A few years ago, when we did our first architecture redesign, we needed to migrate our database. Naive and inexperienced with deployment, we decided to use the “quiet time” late at night to do the migration. We had fewer customers and assumed that our usage would be almost nil and that it was ideal to do our “maintenance” during this time. We sent an email to our customers letting them know about our scheduled maintenance downtime. We also personally called up users who we knew used our system at night and assured them that we would be up and running in a couple of hours.
And then Murphy happened, again, and again. The DB instance just refused to come up, one lead to another and we were firefighting for a couple of more hours and we had exceeded our promised maintenance window. Our customers were unhappy and we were deservedly flogged. We apologised again and vowed never to repeat it, but that was the last time we could even dream of the luxury of quiet periods. We grew fast and different customers with different use cases came on board. A downtime of a few minutes had our support lines buzzing. And this is a rather happy problem to solve.
Ever since, we devised a number of strategies to improve our uptimes and take care of planned maintenances without affecting our availability. The toughest has been the database migration. Migrating huge databases running to gigabytes and terabytes is a different beast altogether. And managing something of this scale without any downtime is a huge challenge. But it’s one we’ve managed to crack with success. And this is how we plan and manage our MySQL database migration with no downtime.
The need for database migration might have multiple reasons – adding a new column to a large table, moving to better hardware or increasing the storage on your hardware etc. Keeping the why’s aside, let’s look at the how’s and lay out a few assumptions.
You have a machine A (10.10.10.10) which has a replica server R (10.10.10.20). And you have a new machine B (10.10.10.30) to which you need to migrate the database. At the end of this migration, B will be the master database with R still remaining the read replica, but off B.
To get started, stop replication by issuing the following command on R
mysqlonR> stop slave;
Copy ‘em Over
Copy over the MySQL Data from R to B. The usual place to look for this data is in /var/lib/mysql/ but it might vary based on your config. You can get this location from your config file. In case you are hosted on AWS, you can simply create a snapshot of your MySQL drive, create a volume from that snapshot, attach it to instance B and mount this new volume to /var/lib/mysql. What we are going to do is to make B a read slave of A, and R a read slave of B. And when B and A are in sync, just do away with A.

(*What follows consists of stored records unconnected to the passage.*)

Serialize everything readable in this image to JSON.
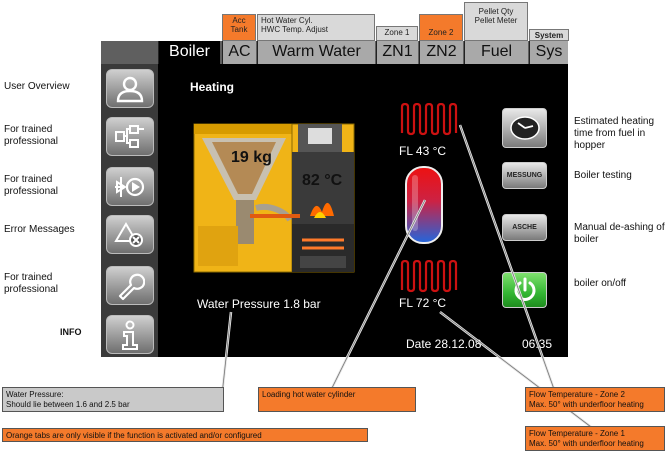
{
  "top_tabs": {
    "acc_tank": "Acc\nTank",
    "hot_water": "Hot Water Cyl.\nHWC Temp. Adjust",
    "zone1": "Zone 1",
    "zone2": "Zone 2",
    "pellet": "Pellet Qty\nPellet Meter",
    "system": "System"
  },
  "tabs": {
    "boiler": "Boiler",
    "ac": "AC",
    "warm_water": "Warm Water",
    "zn1": "ZN1",
    "zn2": "ZN2",
    "fuel": "Fuel",
    "sys": "Sys"
  },
  "screen": {
    "heading": "Heating",
    "fuel_weight": "19 kg",
    "boiler_temp": "82 °C",
    "water_pressure": "Water Pressure 1.8 bar",
    "fl_zone2": "FL  43 °C",
    "fl_zone1": "FL  72 °C",
    "date": "Date 28.12.08",
    "time": "06:35"
  },
  "right_buttons": {
    "testing_label": "MESSUNG",
    "ash_label": "ASCHE"
  },
  "left_annotations": {
    "user_overview": "User Overview",
    "trained1": "For trained\nprofessional",
    "trained2": "For trained\nprofessional",
    "errors": "Error Messages",
    "trained3": "For trained\nprofessional",
    "info": "INFO"
  },
  "right_annotations": {
    "estimated": "Estimated heating\ntime from fuel in\nhopper",
    "testing": "Boiler testing",
    "deashing": "Manual de-ashing of\nboiler",
    "onoff": "boiler on/off"
  },
  "callouts": {
    "water_pressure": "Water Pressure:\nShould lie between 1.6 and 2.5 bar",
    "cylinder": "Loading hot water cylinder",
    "zone2": "Flow Temperature - Zone 2\nMax. 50° with underfloor heating",
    "zone1": "Flow Temperature - Zone 1\nMax. 50° with underfloor heating",
    "orange_note": "Orange tabs are only visible if the function is activated and/or configured"
  },
  "colors": {
    "orange": "#f47a2b",
    "screen_bg": "#000000",
    "power_green": "#33b533",
    "heater_red": "#cc1111"
  }
}
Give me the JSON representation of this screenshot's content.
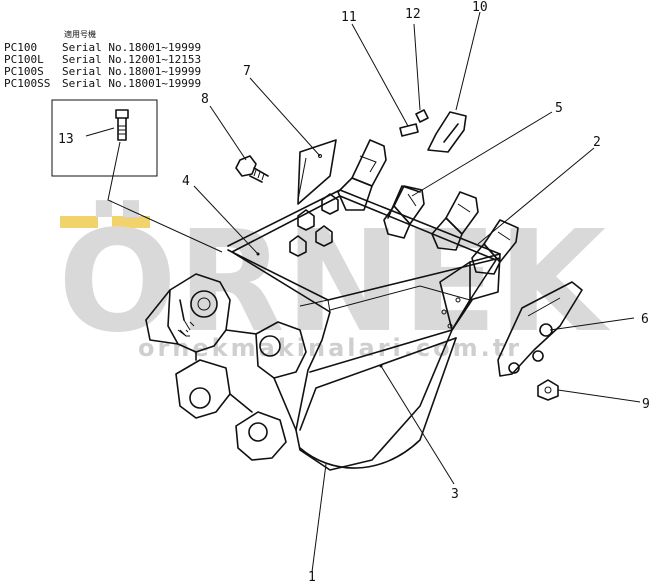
{
  "serial_block": {
    "title": "適用号機",
    "rows": [
      {
        "model": "PC100",
        "serial": "Serial No.18001~19999"
      },
      {
        "model": "PC100L",
        "serial": "Serial No.12001~12153"
      },
      {
        "model": "PC100S",
        "serial": "Serial No.18001~19999"
      },
      {
        "model": "PC100SS",
        "serial": "Serial No.18001~19999"
      }
    ]
  },
  "callouts": {
    "p1": "1",
    "p2": "2",
    "p3": "3",
    "p4": "4",
    "p5": "5",
    "p6": "6",
    "p7": "7",
    "p8": "8",
    "p9": "9",
    "p10": "10",
    "p11": "11",
    "p12": "12",
    "p13": "13"
  },
  "watermark": {
    "logo": "ÖRNEK",
    "url": "ornekmakinalari.com.tr",
    "color": "#d9d9d9",
    "accent": "#f2d26a"
  }
}
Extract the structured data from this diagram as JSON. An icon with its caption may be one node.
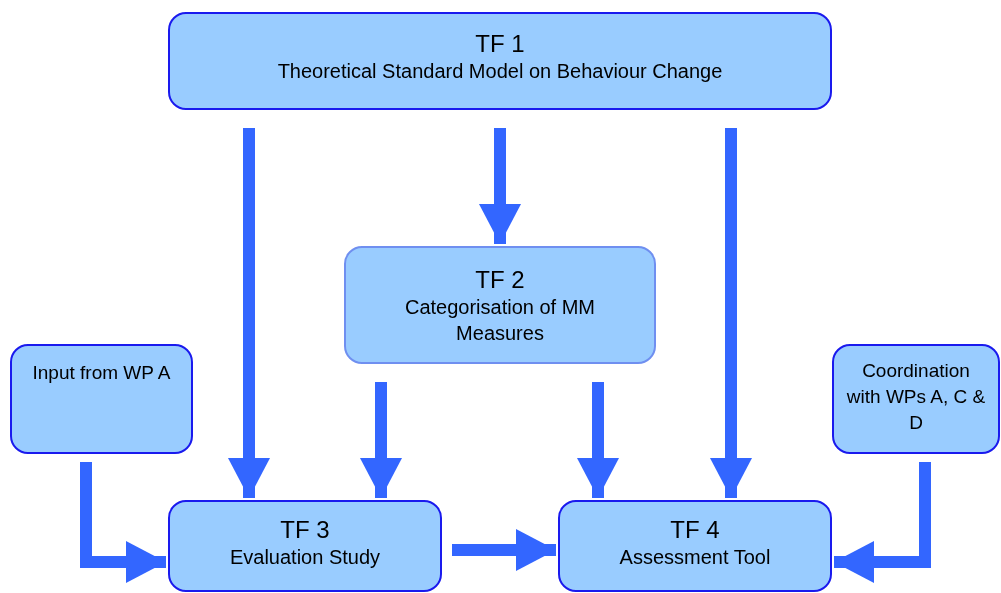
{
  "diagram": {
    "nodes": [
      {
        "text": [
          "TF 1",
          "Theoretical Standard Model on Behaviour Change"
        ]
      },
      {
        "text": [
          "TF 2",
          "Categorisation of MM Measures"
        ]
      },
      {
        "text": [
          "Input from WP A"
        ]
      },
      {
        "text": [
          "Coordination with WPs A, C & D"
        ]
      },
      {
        "text": [
          "TF 3",
          "Evaluation Study"
        ]
      },
      {
        "text": [
          "TF 4",
          "Assessment Tool"
        ]
      }
    ],
    "edges": [
      {
        "from": 0,
        "to": 4,
        "arrow": "to"
      },
      {
        "from": 0,
        "to": 1,
        "arrow": "to"
      },
      {
        "from": 0,
        "to": 5,
        "arrow": "to"
      },
      {
        "from": 1,
        "to": 4,
        "arrow": "to"
      },
      {
        "from": 1,
        "to": 5,
        "arrow": "to"
      },
      {
        "from": 2,
        "to": 4,
        "arrow": "to"
      },
      {
        "from": 3,
        "to": 5,
        "arrow": "to"
      },
      {
        "from": 4,
        "to": 5,
        "arrow": "to"
      }
    ]
  }
}
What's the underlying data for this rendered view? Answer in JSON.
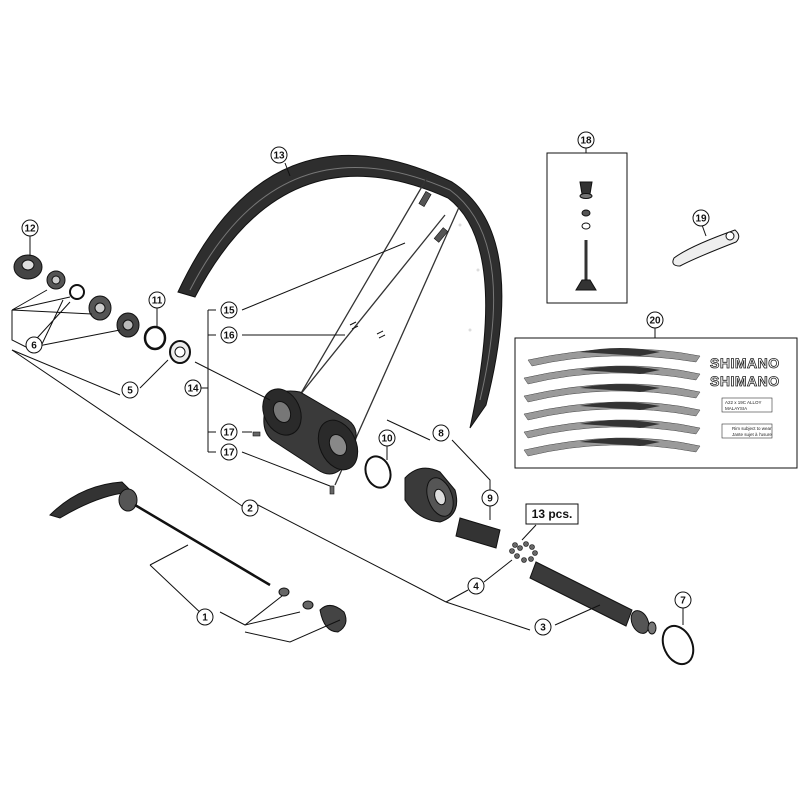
{
  "callouts": {
    "c1": "1",
    "c2": "2",
    "c3": "3",
    "c4": "4",
    "c5": "5",
    "c6": "6",
    "c7": "7",
    "c8": "8",
    "c9": "9",
    "c10": "10",
    "c11": "11",
    "c12": "12",
    "c13": "13",
    "c14": "14",
    "c15": "15",
    "c16": "16",
    "c17a": "17",
    "c17b": "17",
    "c18": "18",
    "c19": "19",
    "c20": "20"
  },
  "quantity_note": "13 pcs.",
  "decals": {
    "brand_1": "SHIMANO",
    "brand_2": "SHIMANO",
    "label_small_1": "A22 x 19C ALLOY",
    "label_small_2": "MALAYSIA",
    "label_small_3": "Rim subject to wear",
    "label_small_4": "Jante sujet à l'usure"
  },
  "colors": {
    "ink": "#111111",
    "rim": "#2e2e2e",
    "hub": "#3a3a3a",
    "decal_grey": "#9a9a9a"
  }
}
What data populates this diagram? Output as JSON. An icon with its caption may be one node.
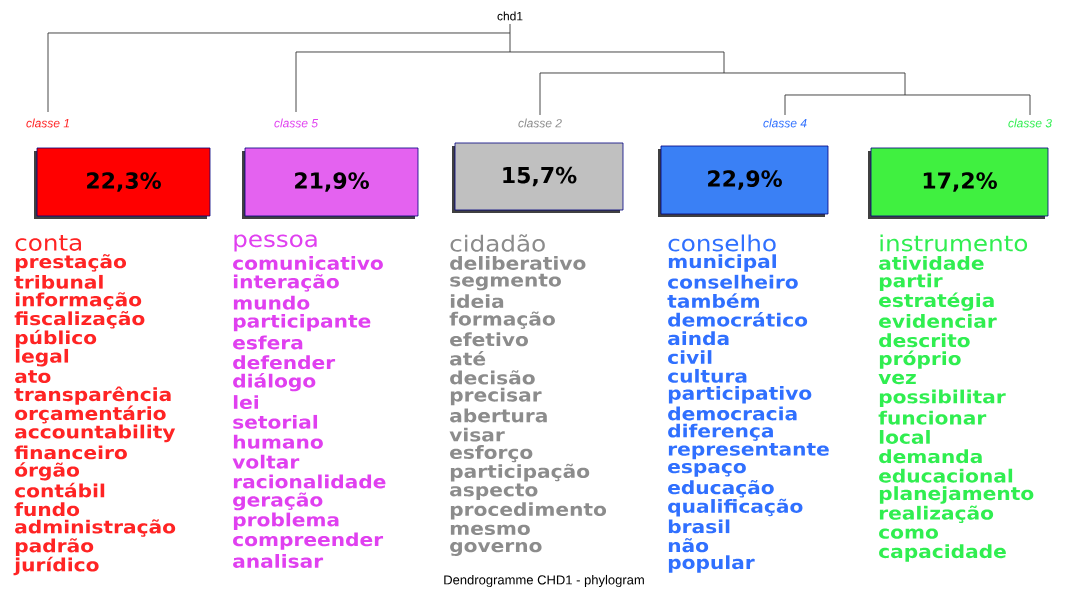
{
  "diagram": {
    "caption": "Dendrogramme CHD1 - phylogram",
    "nodes": [
      {
        "text": [
          "22,3%"
        ],
        "beside": [
          "classe  1"
        ]
      },
      {
        "text": [
          "21,9%"
        ],
        "beside": [
          "classe  5"
        ]
      },
      {
        "text": [
          "15,7%"
        ],
        "beside": [
          "classe  2"
        ]
      },
      {
        "text": [
          "22,9%"
        ],
        "beside": [
          "classe  4"
        ]
      },
      {
        "text": [
          "17,2%"
        ],
        "beside": [
          "classe  3"
        ]
      }
    ],
    "labels": [
      "chd1",
      "conta",
      "prestação",
      "tribunal",
      "informação",
      "fiscalização",
      "público",
      "legal",
      "ato",
      "transparência",
      "orçamentário",
      "accountability",
      "financeiro",
      "órgão",
      "contábil",
      "fundo",
      "administração",
      "padrão",
      "jurídico",
      "pessoa",
      "comunicativo",
      "interação",
      "mundo",
      "participante",
      "esfera",
      "defender",
      "diálogo",
      "lei",
      "setorial",
      "humano",
      "voltar",
      "racionalidade",
      "geração",
      "problema",
      "compreender",
      "analisar",
      "cidadão",
      "deliberativo",
      "segmento",
      "ideia",
      "formação",
      "efetivo",
      "até",
      "decisão",
      "precisar",
      "abertura",
      "visar",
      "esforço",
      "participação",
      "aspecto",
      "procedimento",
      "mesmo",
      "governo",
      "conselho",
      "municipal",
      "conselheiro",
      "também",
      "democrático",
      "ainda",
      "civil",
      "cultura",
      "participativo",
      "democracia",
      "diferença",
      "representante",
      "espaço",
      "educação",
      "qualificação",
      "brasil",
      "não",
      "popular",
      "instrumento",
      "atividade",
      "partir",
      "estratégia",
      "evidenciar",
      "descrito",
      "próprio",
      "vez",
      "possibilitar",
      "funcionar",
      "local",
      "demanda",
      "educacional",
      "planejamento",
      "realização",
      "como",
      "capacidade"
    ]
  }
}
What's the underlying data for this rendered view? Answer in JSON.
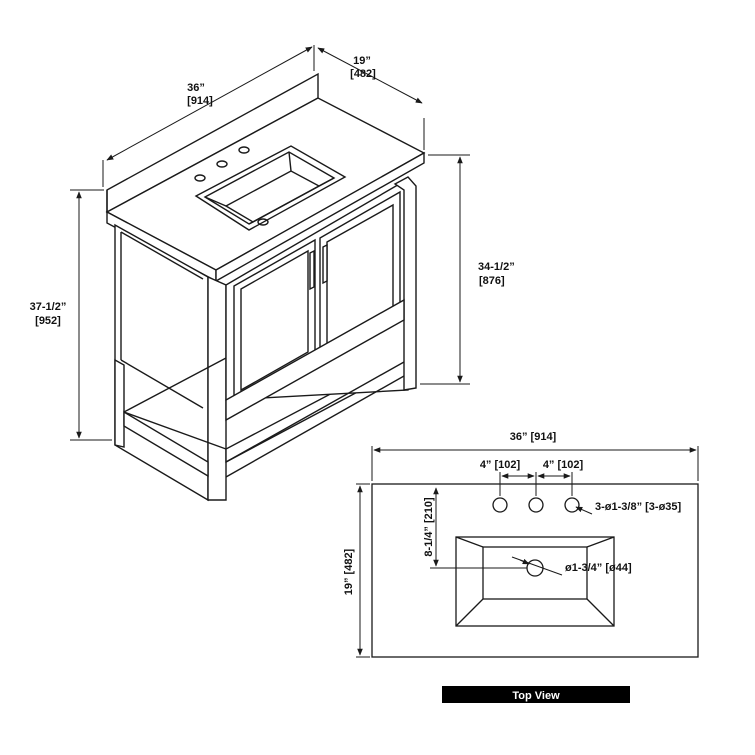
{
  "iso": {
    "width_in": "36”",
    "width_mm": "[914]",
    "depth_in": "19”",
    "depth_mm": "[482]",
    "height_in": "37-1/2”",
    "height_mm": "[952]",
    "counter_height_in": "34-1/2”",
    "counter_height_mm": "[876]"
  },
  "top": {
    "width": "36” [914]",
    "spacing1": "4” [102]",
    "spacing2": "4” [102]",
    "holes": "3-ø1-3/8” [3-ø35]",
    "drain": "ø1-3/4” [ø44]",
    "offset": "8-1/4” [210]",
    "depth": "19” [482]",
    "banner": "Top View"
  },
  "colors": {
    "line": "#1a1a1a",
    "banner_bg": "#000000",
    "banner_text": "#ffffff"
  }
}
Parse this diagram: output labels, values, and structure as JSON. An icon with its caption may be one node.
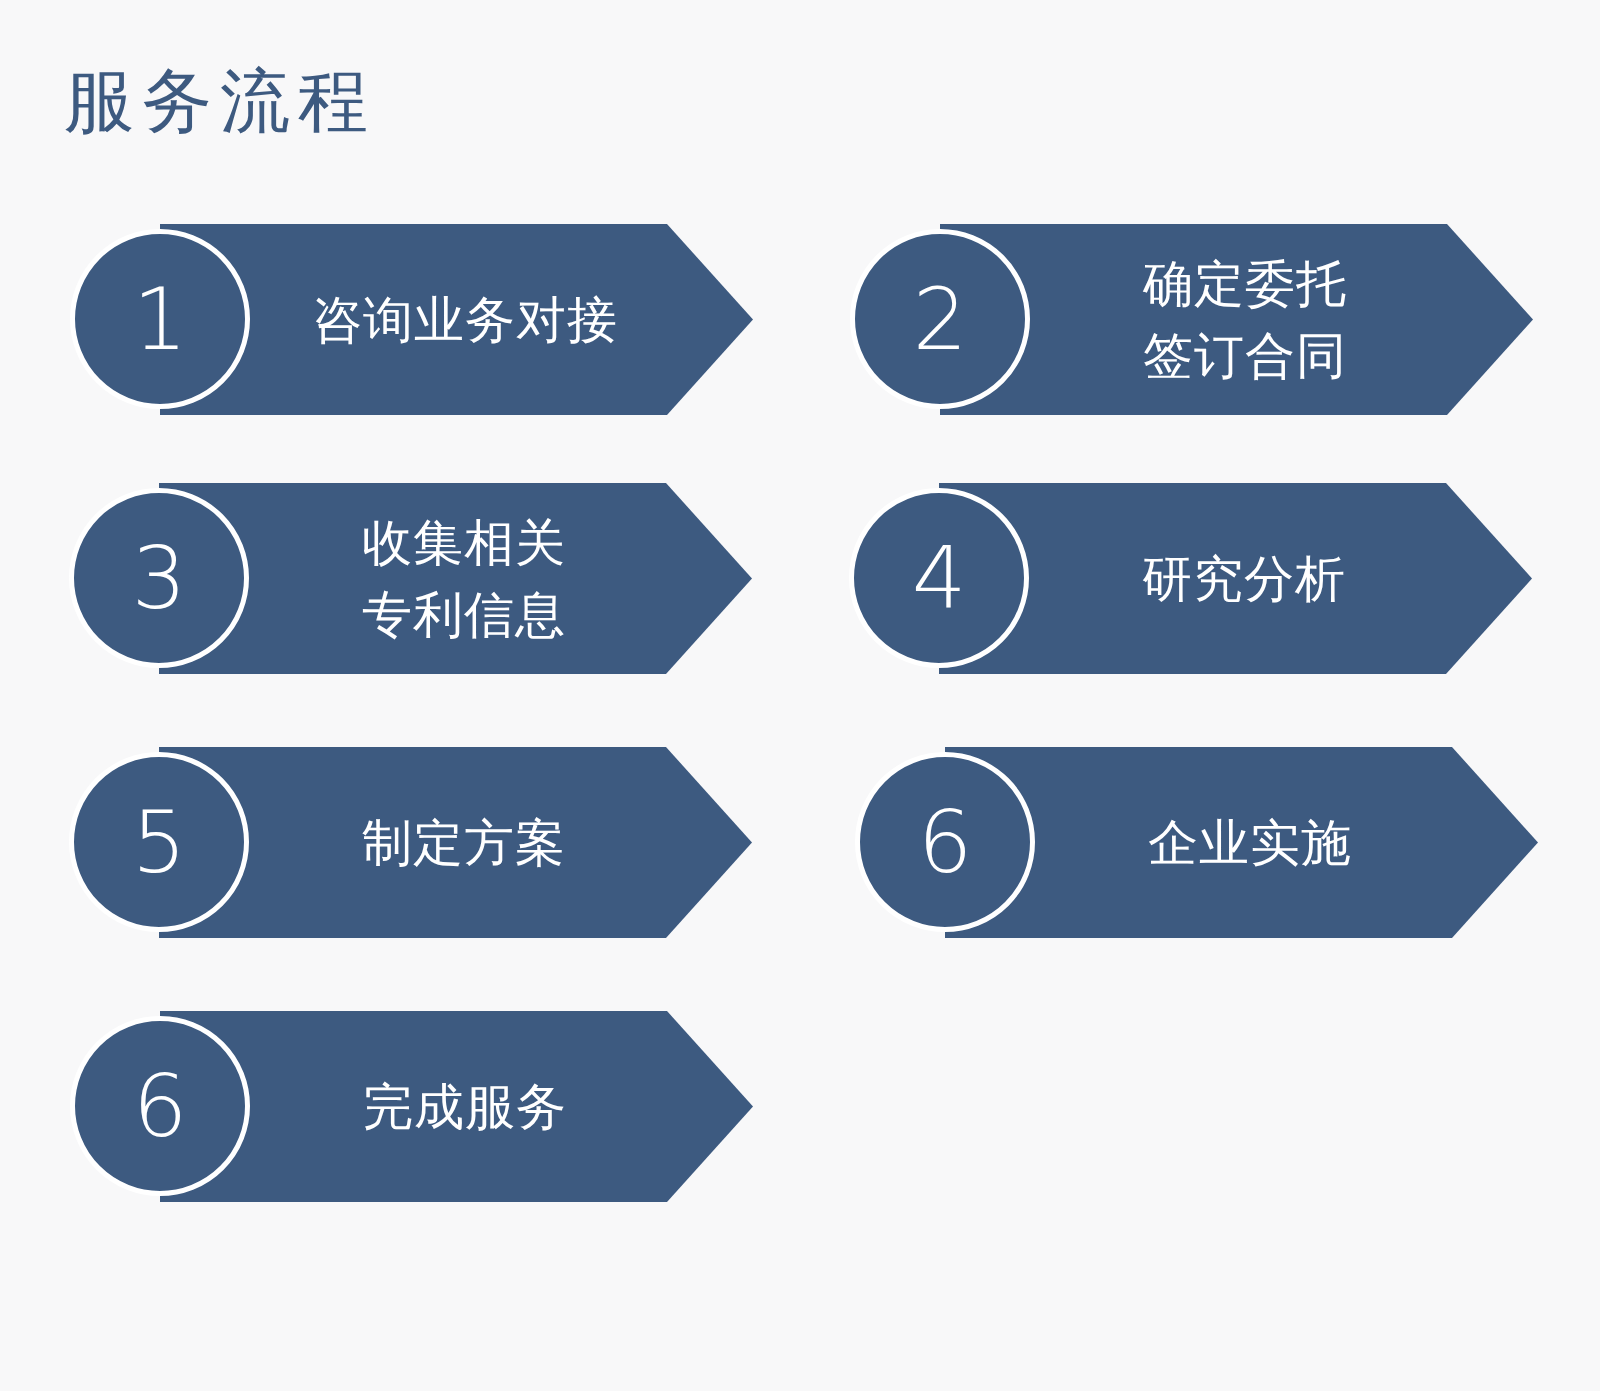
{
  "diagram": {
    "title": "服务流程",
    "nodes": [
      {
        "text": [
          "1"
        ]
      },
      {
        "text": [
          "咨询业务对接"
        ]
      },
      {
        "text": [
          "2"
        ]
      },
      {
        "text": [
          "确定委托签订合同"
        ]
      },
      {
        "text": [
          "3"
        ]
      },
      {
        "text": [
          "收集相关专利信息"
        ]
      },
      {
        "text": [
          "4"
        ]
      },
      {
        "text": [
          "研究分析"
        ]
      },
      {
        "text": [
          "5"
        ]
      },
      {
        "text": [
          "制定方案"
        ]
      },
      {
        "text": [
          "6"
        ]
      },
      {
        "text": [
          "企业实施"
        ]
      },
      {
        "text": [
          "6"
        ]
      },
      {
        "text": [
          "完成服务"
        ]
      }
    ]
  }
}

Getting the new one started
Now, it’s time to start mysqld on B with replication with A disabled and logging of slave queries enabled for R to sync up later. Add the below lines in /etc/my.cnf
binlog_do_db = testdb
log_bin = /var/log/mysql/mysql-bin.log
server-id=4 # server-id should be unique across servers. So, make sure that it is unique
relay-log = /var/lib/mysql/slave-relay.log
replicate-do-db = testdb # this is to do the replication to local from A
bash@B[10.10.10.30]#sudo service mysqld start –skip-slave-st
Sync with the Old Master
Since we just copied over the mysql database completely, the old configuration to sync with A would still remain. Before you start replication with A, you need information about the point to which the sync was complete with A.
mysqlonB> show master statusG
*************************** 1. row ***************************
File : mysql-bin.003471
Position : 107
Binlog_Do_DB : testdb
1 row in set (0.01 sec)
The File and Position are the ones of interest here. Once you have this information, start the sync of B with A.
mysqlonB> start slave;
Now you have the new machine B acting as a replica for A.
Show the Old Replica(R) some love
Now you need to enable replication between B and R (B as master and R as the replica).
Create replication user for server R in B using below command.
mysqlonB> GRANT REPLICATION SLAVE ON *.* TO ‘replicationuser’@’10.10.10.20’ IDENTIFIED BY ‘strongpassword’;
ON the R machine, change the master to I and also change the log file & position that you noted down earlier using below command.
myslonR> CHANGE MASTER TO MASTER_HOST=’10.10.10.30′, MASTER_PORT=3306, MASTER_USER=’replicationuser’, MASTER_PASSWORD=’strongpassword’, MASTER_LOG_FILE=’mysql-bin.003471′, MASTER_LOG_POS=107;
Start the replication in instance R now.
mysqlonR> start slave;
Now what you have is a daisy chain from A to R to B.
Let Go of the Old Master
When A and B sync up, you could just throw away A by pointing your application to B. If you have done your app design well, this would be just a config change. If not, tough luck changing them in all places. Voila, now you have a new and shiny database machine answering to all your reads and writes.
We did this recently too when one of our databases was growing at a rapid pace and we were running out of space. There might be other ways to do this. If you do it in a different way do let us know in the comments section.